Every wrapper exposes the same operations organized by pillar:

Harness (LLM Proxy)

MethodDescription
chat(model, messages)Send a chat completion request
chatStream(model, messages)Stream responses via Server-Sent Events
listModels()List available models on the harness

Registry (Agent Governance)

MethodDescription
listAgents()List all registered agents
getAgent(name)Get agent details (model, tools, strategy, run count)

Observatory (Cost Tracking)

MethodDescription
getSpend(orgId?)Get spend summary (daily, monthly, total USD)
getSpendBreakdown(orgId?)Cost breakdown by model

Gateway (Token Management)

MethodDescription
createToken(agentName, grantorId)Create an access token
listTokens(agentName?)List tokens
revokeToken(tokenId)Revoke a token

Health

MethodDescription
health()Check harness health status

Authentication

All wrappers support three authentication methods:

API Key (Simplest)

Best for scripts, services, and development.

# Python
client = SagewaiClient(base_url="...", api_key="sk-harness-...")
// TypeScript
const client = new SagewaiClient({ baseUrl: "...", apiKey: "sk-harness-..." });
// Go
client := sagewai.NewClient(sagewai.WithAPIKey("sk-harness-..."))

Sends X-API-Key header with every request.

JWT (Token-based)

Best for authenticated users and service-to-service calls.

# Python
client = SagewaiClient(base_url="...", jwt="eyJhbGciOi...")
// TypeScript
const client = new SagewaiClient({ baseUrl: "...", auth: { type: "jwt", token: "eyJ..." } });
// Go
client := sagewai.NewClient(sagewai.WithJWT("eyJ..."))

Sends Authorization: Bearer header.

OAuth (Enterprise)

Supports automatic token refresh for long-lived applications.
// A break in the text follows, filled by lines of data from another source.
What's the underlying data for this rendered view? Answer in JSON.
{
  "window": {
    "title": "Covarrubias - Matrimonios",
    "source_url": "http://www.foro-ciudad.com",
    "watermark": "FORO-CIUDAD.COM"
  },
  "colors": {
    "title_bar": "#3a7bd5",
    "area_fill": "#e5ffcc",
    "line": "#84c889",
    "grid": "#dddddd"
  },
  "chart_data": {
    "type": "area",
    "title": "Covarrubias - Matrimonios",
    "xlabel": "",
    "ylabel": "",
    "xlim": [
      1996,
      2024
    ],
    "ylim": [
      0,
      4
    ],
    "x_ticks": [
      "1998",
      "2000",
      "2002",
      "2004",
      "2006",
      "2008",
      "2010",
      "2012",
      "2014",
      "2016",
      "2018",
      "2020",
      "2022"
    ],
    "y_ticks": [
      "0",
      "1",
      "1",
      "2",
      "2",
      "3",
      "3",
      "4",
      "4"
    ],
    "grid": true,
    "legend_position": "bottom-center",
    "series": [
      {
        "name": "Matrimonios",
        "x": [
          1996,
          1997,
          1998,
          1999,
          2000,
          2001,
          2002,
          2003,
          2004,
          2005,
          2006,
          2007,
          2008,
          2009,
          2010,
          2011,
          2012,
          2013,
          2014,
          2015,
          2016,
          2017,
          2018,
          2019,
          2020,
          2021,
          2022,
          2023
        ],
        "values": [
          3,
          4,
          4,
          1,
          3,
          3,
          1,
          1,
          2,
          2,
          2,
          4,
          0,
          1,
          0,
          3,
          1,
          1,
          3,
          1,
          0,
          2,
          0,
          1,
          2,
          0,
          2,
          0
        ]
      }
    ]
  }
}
// TypeScript — with auto-refresh
const client = new SagewaiClient({
  baseUrl: "http://localhost:8100",
  auth: {
    type: "oauth",
    accessToken: "ya29...",
    refreshToken: "1//0...",
    refreshUrl: "https://auth.sagewai.ai/token",
  },
});

Response Types

Consistent across all wrappers:

ChatResponse

FieldTypeDescription
idstringUnique response ID
modelstringModel used
contentstringResponse text
usage.prompt_tokensintInput tokens
usage.completion_tokensintOutput tokens
usage.total_tokensintTotal tokens

AgentSummary

FieldTypeDescription
namestringAgent name
modelstringDefault model
capabilitiesstring[]Agent capabilities
strategystringExecution strategy

SpendSummary

FieldTypeDescription
daily_usdnumberToday's spend
monthly_usdnumberThis month's spend
total_usdnumberAll-time spend
total_requestsintTotal request count
total_tokensintTotal tokens used

Python SDK vs Client Wrappers

Python SDK (sagewai)Client Wrappers
Installpip install sagewaiLanguage-specific package
PurposeBuild agents, define tools, create workflowsConsume agents from any language
RunsAgent code executes locallyHTTP calls to harness/gateway
Use whenDefining agent behaviorIntegrating with existing apps, CI/CD, mobile
FeaturesFull SDK (memory, directives, fleet, admin)Harness + Registry + Observatory + Gateway APIs

In a typical setup: Python SDK defines and runs your agents on the server, while client wrappers let your TypeScript frontend, Go microservice, or Rust CLI interact with those agents.